Chairman Paul Tash has extended 5 percent pay cuts for Tampa Bay Times employees through May, at least. The pay cuts were announced in September as a temporary move to reduce expenses. In his memo announcing the extension, Tash — who is also chairman of Poynter, which owns the Times — writes, “Despite the extension, we will still regard this measure as temporary.” (Memo follows.)
January 17, 2012
To: My Times Colleagues
From: Paul Tash
We need to extend the temporary 5 percent pay reduction — and the extra days off — a while longer.
Last September, when this trade-off took effect, we said it would last through this month. Since then, we have made strong financial progress. The expense reductions have clearly worked, but as 2011 came to a close, signals about revenue were mixed.
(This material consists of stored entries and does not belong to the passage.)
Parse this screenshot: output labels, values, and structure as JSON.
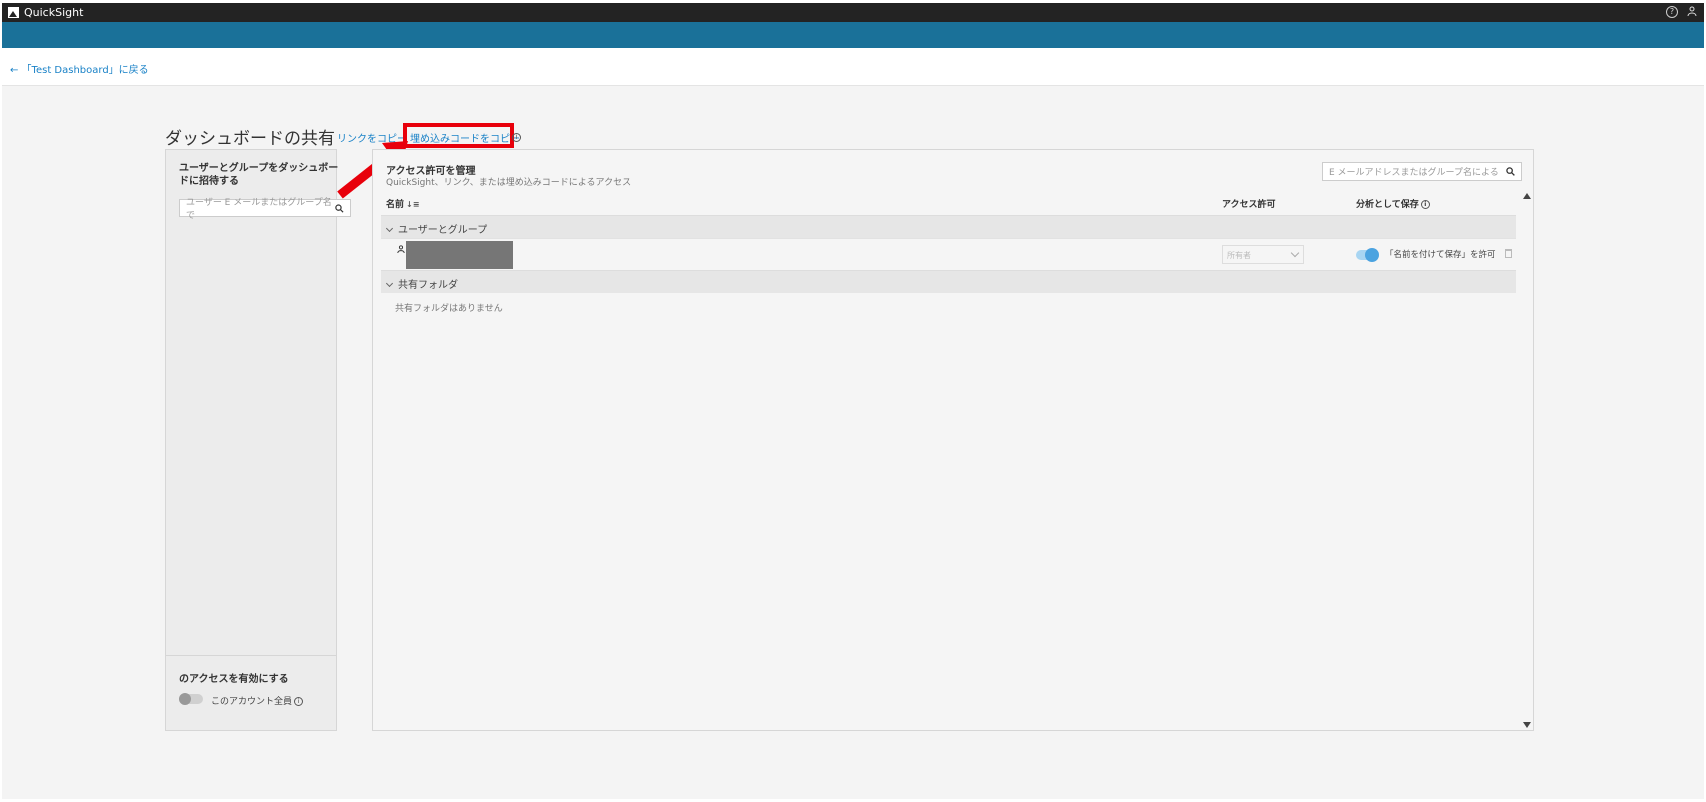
{
  "header": {
    "app_title": "QuickSight",
    "help_icon": "?",
    "user_icon": "user-icon"
  },
  "nav": {
    "back_link": "← 「Test Dashboard」に戻る"
  },
  "share": {
    "title": "ダッシュボードの共有",
    "copy_link": "リンクをコピー",
    "copy_embed": "埋め込みコードをコピー"
  },
  "left_panel": {
    "invite_title": "ユーザーとグループをダッシュボードに招待する",
    "search_placeholder": "ユーザー E メールまたはグループ名で",
    "enable_access_title": "のアクセスを有効にする",
    "all_account_label": "このアカウント全員"
  },
  "main_panel": {
    "manage_title": "アクセス許可を管理",
    "manage_subtitle": "QuickSight、リンク、または埋め込みコードによるアクセス",
    "search_placeholder": "E メールアドレスまたはグループ名による",
    "columns": {
      "name": "名前",
      "permission": "アクセス許可",
      "save_as_analysis": "分析として保存"
    },
    "groups": {
      "users_groups": "ユーザーとグループ",
      "shared_folders": "共有フォルダ"
    },
    "user_row": {
      "permission": "所有者",
      "save_as_label": "「名前を付けて保存」を許可",
      "save_as_enabled": true
    },
    "empty_folders": "共有フォルダはありません"
  },
  "colors": {
    "topbar": "#232323",
    "bluebar": "#1a7199",
    "link": "#1a82c7",
    "highlight_box": "#e8000b",
    "toggle_on": "#4ba3e0"
  }
}
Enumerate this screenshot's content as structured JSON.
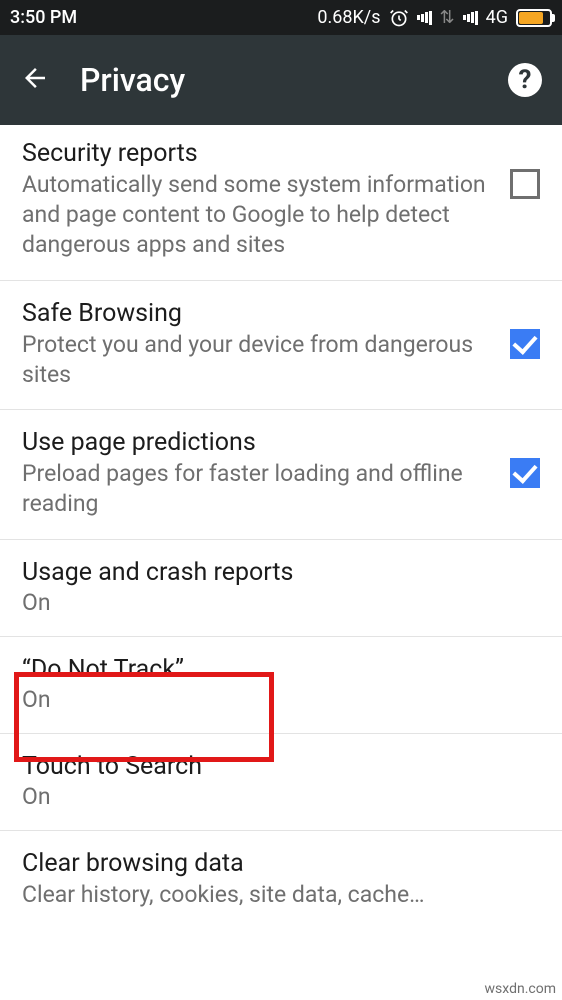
{
  "status": {
    "time": "3:50 PM",
    "speed": "0.68K/s",
    "network": "4G"
  },
  "header": {
    "title": "Privacy"
  },
  "rows": {
    "security_reports": {
      "title": "Security reports",
      "desc": "Automatically send some system information and page content to Google to help detect dangerous apps and sites"
    },
    "safe_browsing": {
      "title": "Safe Browsing",
      "desc": "Protect you and your device from dangerous sites"
    },
    "page_predictions": {
      "title": "Use page predictions",
      "desc": "Preload pages for faster loading and offline reading"
    },
    "usage_reports": {
      "title": "Usage and crash reports",
      "value": "On"
    },
    "do_not_track": {
      "title": "“Do Not Track”",
      "value": "On"
    },
    "touch_search": {
      "title": "Touch to Search",
      "value": "On"
    },
    "clear_data": {
      "title": "Clear browsing data",
      "desc": "Clear history, cookies, site data, cache…"
    }
  },
  "watermark": "wsxdn.com"
}
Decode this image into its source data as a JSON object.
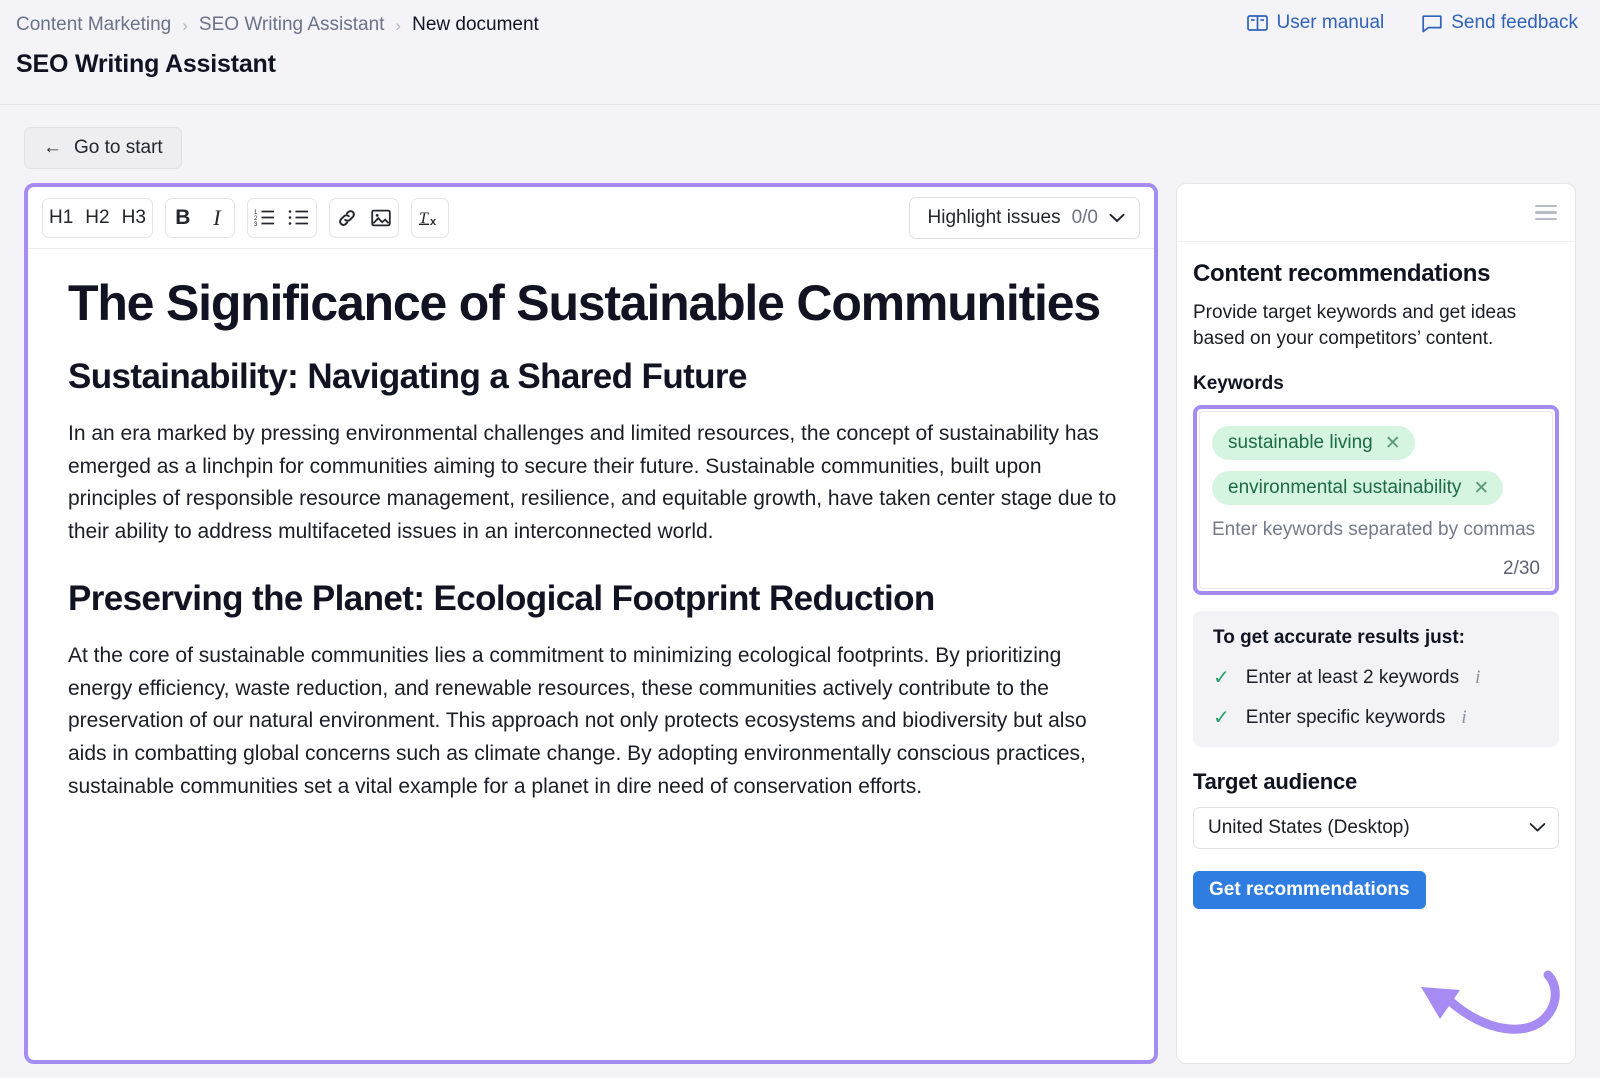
{
  "header": {
    "breadcrumb": [
      {
        "label": "Content Marketing",
        "current": false
      },
      {
        "label": "SEO Writing Assistant",
        "current": false
      },
      {
        "label": "New document",
        "current": true
      }
    ],
    "separator": "›",
    "title": "SEO Writing Assistant",
    "links": [
      {
        "label": "User manual",
        "icon": "book-icon"
      },
      {
        "label": "Send feedback",
        "icon": "chat-bubble-icon"
      }
    ],
    "link_color": "#2f62b8"
  },
  "subbar": {
    "go_to_start_label": "Go to start",
    "back_arrow": "←"
  },
  "editor": {
    "toolbar": {
      "heading1": "H1",
      "heading2": "H2",
      "heading3": "H3",
      "bold": "B",
      "italic": "I",
      "ordered_list": "ordered-list-icon",
      "bullet_list": "bullet-list-icon",
      "link": "link-icon",
      "image": "image-icon",
      "clear_format": "Tx"
    },
    "highlight_issues": {
      "label": "Highlight issues",
      "count": "0/0",
      "chevron": "⌄"
    },
    "document": {
      "h1": "The Significance of Sustainable Communities",
      "blocks": [
        {
          "type": "h2",
          "text": "Sustainability: Navigating a Shared Future"
        },
        {
          "type": "p",
          "text": "In an era marked by pressing environmental challenges and limited resources, the concept of sustainability has emerged as a linchpin for communities aiming to secure their future. Sustainable communities, built upon principles of responsible resource management, resilience, and equitable growth, have taken center stage due to their ability to address multifaceted issues in an interconnected world."
        },
        {
          "type": "h2",
          "text": "Preserving the Planet: Ecological Footprint Reduction"
        },
        {
          "type": "p",
          "text": "At the core of sustainable communities lies a commitment to minimizing ecological footprints. By prioritizing energy efficiency, waste reduction, and renewable resources, these communities actively contribute to the preservation of our natural environment. This approach not only protects ecosystems and biodiversity but also aids in combatting global concerns such as climate change. By adopting environmentally conscious practices, sustainable communities set a vital example for a planet in dire need of conservation efforts."
        }
      ]
    },
    "highlight_ring_color": "#a58bf2"
  },
  "sidebar": {
    "menu_icon": "hamburger-menu-icon",
    "title": "Content recommendations",
    "description": "Provide target keywords and get ideas based on your competitors’ content.",
    "keywords_label": "Keywords",
    "keywords": [
      {
        "text": "sustainable living",
        "remove": "✕"
      },
      {
        "text": "environmental sustainability",
        "remove": "✕"
      }
    ],
    "keywords_placeholder": "Enter keywords separated by commas",
    "keywords_count": "2/30",
    "chip_bg": "#d6f5e0",
    "chip_color": "#1c6b45",
    "tips": {
      "title": "To get accurate results just:",
      "items": [
        {
          "check": "✓",
          "text": "Enter at least 2 keywords",
          "info": "i"
        },
        {
          "check": "✓",
          "text": "Enter specific keywords",
          "info": "i"
        }
      ],
      "check_color": "#22a06b"
    },
    "audience": {
      "title": "Target audience",
      "selected": "United States (Desktop)",
      "chevron": "⌄"
    },
    "primary_button": {
      "label": "Get recommendations",
      "color": "#2f7de1"
    },
    "annotation_arrow_color": "#a58bf2"
  }
}
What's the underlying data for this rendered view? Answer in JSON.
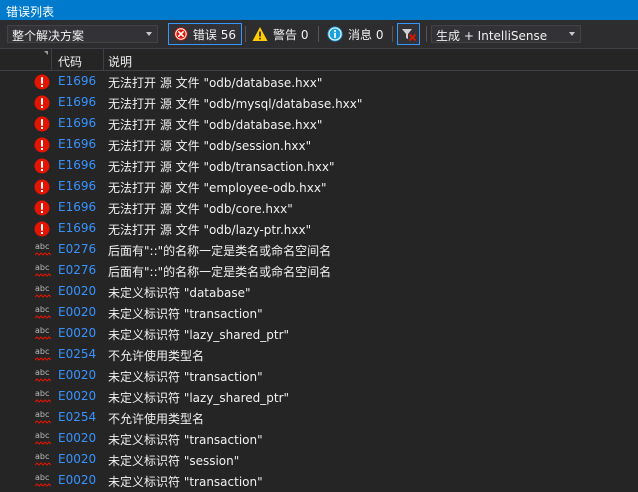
{
  "window": {
    "title": "错误列表"
  },
  "toolbar": {
    "scope": {
      "value": "整个解决方案"
    },
    "errors": {
      "label": "错误 56"
    },
    "warnings": {
      "label": "警告 0"
    },
    "messages": {
      "label": "消息 0"
    },
    "filter_icon": "filter-icon",
    "build_filter": {
      "value": "生成 + IntelliSense"
    }
  },
  "columns": {
    "code": "代码",
    "description": "说明"
  },
  "colors": {
    "accent": "#007acc",
    "error": "#e51400",
    "code_link": "#3794ff",
    "squiggle": "#e51400"
  },
  "rows": [
    {
      "icon": "error-icon",
      "code": "E1696",
      "description": "无法打开 源 文件 \"odb/database.hxx\""
    },
    {
      "icon": "error-icon",
      "code": "E1696",
      "description": "无法打开 源 文件 \"odb/mysql/database.hxx\""
    },
    {
      "icon": "error-icon",
      "code": "E1696",
      "description": "无法打开 源 文件 \"odb/database.hxx\""
    },
    {
      "icon": "error-icon",
      "code": "E1696",
      "description": "无法打开 源 文件 \"odb/session.hxx\""
    },
    {
      "icon": "error-icon",
      "code": "E1696",
      "description": "无法打开 源 文件 \"odb/transaction.hxx\""
    },
    {
      "icon": "error-icon",
      "code": "E1696",
      "description": "无法打开 源 文件 \"employee-odb.hxx\""
    },
    {
      "icon": "error-icon",
      "code": "E1696",
      "description": "无法打开 源 文件 \"odb/core.hxx\""
    },
    {
      "icon": "error-icon",
      "code": "E1696",
      "description": "无法打开 源 文件 \"odb/lazy-ptr.hxx\""
    },
    {
      "icon": "intellisense-squiggle-icon",
      "code": "E0276",
      "description": "后面有\"::\"的名称一定是类名或命名空间名"
    },
    {
      "icon": "intellisense-squiggle-icon",
      "code": "E0276",
      "description": "后面有\"::\"的名称一定是类名或命名空间名"
    },
    {
      "icon": "intellisense-squiggle-icon",
      "code": "E0020",
      "description": "未定义标识符 \"database\""
    },
    {
      "icon": "intellisense-squiggle-icon",
      "code": "E0020",
      "description": "未定义标识符 \"transaction\""
    },
    {
      "icon": "intellisense-squiggle-icon",
      "code": "E0020",
      "description": "未定义标识符 \"lazy_shared_ptr\""
    },
    {
      "icon": "intellisense-squiggle-icon",
      "code": "E0254",
      "description": "不允许使用类型名"
    },
    {
      "icon": "intellisense-squiggle-icon",
      "code": "E0020",
      "description": "未定义标识符 \"transaction\""
    },
    {
      "icon": "intellisense-squiggle-icon",
      "code": "E0020",
      "description": "未定义标识符 \"lazy_shared_ptr\""
    },
    {
      "icon": "intellisense-squiggle-icon",
      "code": "E0254",
      "description": "不允许使用类型名"
    },
    {
      "icon": "intellisense-squiggle-icon",
      "code": "E0020",
      "description": "未定义标识符 \"transaction\""
    },
    {
      "icon": "intellisense-squiggle-icon",
      "code": "E0020",
      "description": "未定义标识符 \"session\""
    },
    {
      "icon": "intellisense-squiggle-icon",
      "code": "E0020",
      "description": "未定义标识符 \"transaction\""
    }
  ]
}
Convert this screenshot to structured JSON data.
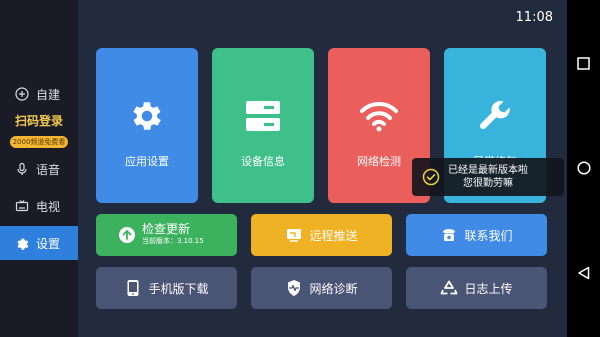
{
  "status_bar": {
    "time": "11:08"
  },
  "sidebar": {
    "items": [
      {
        "label": "自建",
        "icon": "plus-circle-icon"
      },
      {
        "label": "语音",
        "icon": "microphone-icon"
      },
      {
        "label": "电视",
        "icon": "tv-icon"
      },
      {
        "label": "设置",
        "icon": "gear-icon",
        "active": true
      }
    ],
    "promo": {
      "title": "扫码登录",
      "badge": "2000频道免费看"
    }
  },
  "cards": [
    {
      "label": "应用设置",
      "icon": "gear-icon",
      "color": "#3f8be6"
    },
    {
      "label": "设备信息",
      "icon": "storage-icon",
      "color": "#3fbf8a"
    },
    {
      "label": "网络检测",
      "icon": "wifi-icon",
      "color": "#ea5f5c"
    },
    {
      "label": "异常修复",
      "icon": "wrench-icon",
      "color": "#38b4dc"
    }
  ],
  "buttons": {
    "check_update": {
      "label": "检查更新",
      "sub": "当前版本：3.10.15",
      "icon": "arrow-up-icon",
      "color": "#3db25e"
    },
    "remote_push": {
      "label": "远程推送",
      "icon": "cast-icon",
      "color": "#f0b225"
    },
    "contact": {
      "label": "联系我们",
      "icon": "phone-icon",
      "color": "#3f8be6"
    },
    "mobile_download": {
      "label": "手机版下载",
      "icon": "phone-device-icon",
      "color": "#4a5474"
    },
    "network_diag": {
      "label": "网络诊断",
      "icon": "shield-pulse-icon",
      "color": "#4a5474"
    },
    "log_upload": {
      "label": "日志上传",
      "icon": "recycle-icon",
      "color": "#4a5474"
    }
  },
  "toast": {
    "line1": "已经是最新版本啦",
    "line2": "您很勤劳嘛",
    "icon": "check-circle-icon"
  },
  "nav": {
    "icons": [
      "square-icon",
      "circle-icon",
      "back-triangle-icon"
    ]
  }
}
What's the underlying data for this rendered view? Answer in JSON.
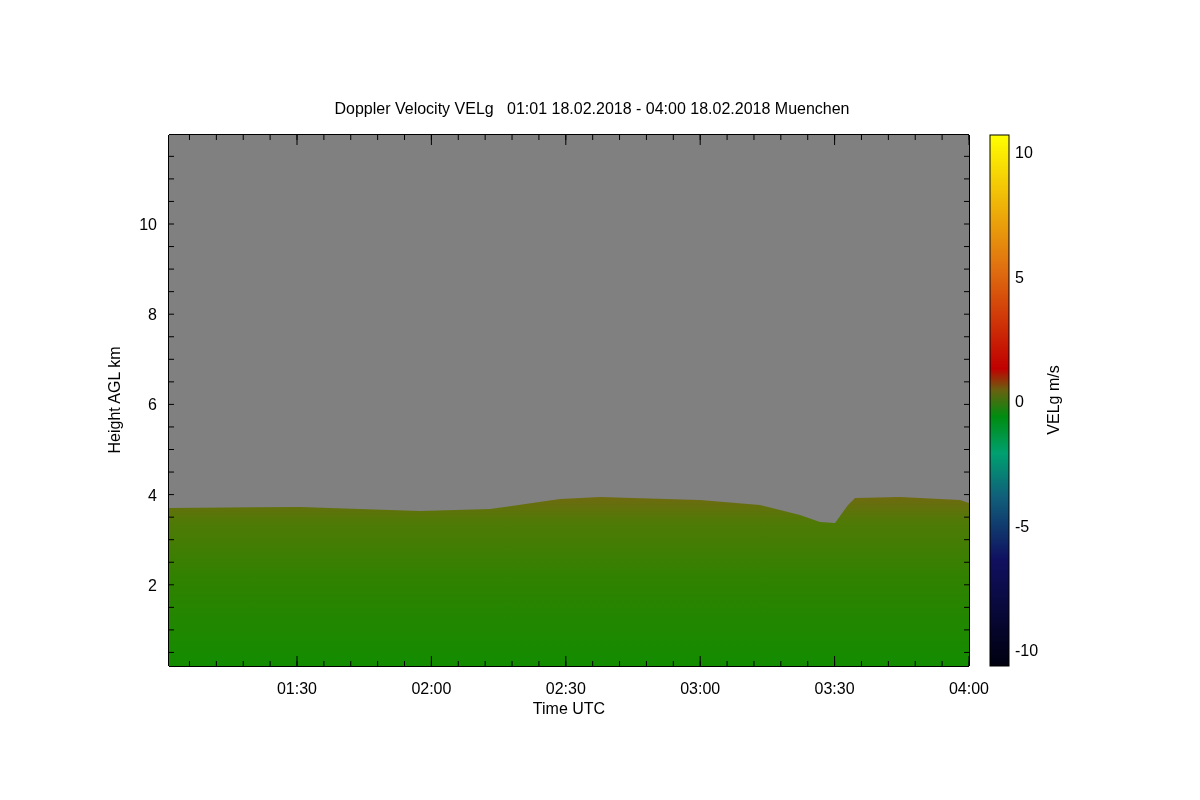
{
  "title": "Doppler Velocity VELg   01:01 18.02.2018 - 04:00 18.02.2018 Muenchen",
  "x_axis": {
    "label": "Time UTC",
    "ticks": [
      "01:30",
      "02:00",
      "02:30",
      "03:00",
      "03:30",
      "04:00"
    ]
  },
  "y_axis": {
    "label": "Height AGL km",
    "ticks": [
      "10",
      "8",
      "6",
      "4",
      "2"
    ]
  },
  "colorbar": {
    "label": "VELg m/s",
    "ticks": [
      "10",
      "5",
      "0",
      "-5",
      "-10"
    ]
  }
}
When it is clear that Times’ revenues are growing again, our pay as staffers can grow, too. To me, general economic signs seem a little more encouraging, and I firmly believe that the Tampa Bay Times will command a steadily greater share of newspaper publishing revenue. The launch is off to a terrific start.
We will take stock of our position again in May, when we have results for the first four months of 2012 (including Easter), and will report back to you then. Despite the extension, we will still regard this measure as temporary. While it continues, you will keep getting an extra day off per month.
I thank you deeply for your patience, and I pledge that we will not draw upon it any longer than necessary. As staffers, the best thing we can do is take every possible dollar of revenue for the Tampa Bay Times. That is the route to success for the company, and for ourselves.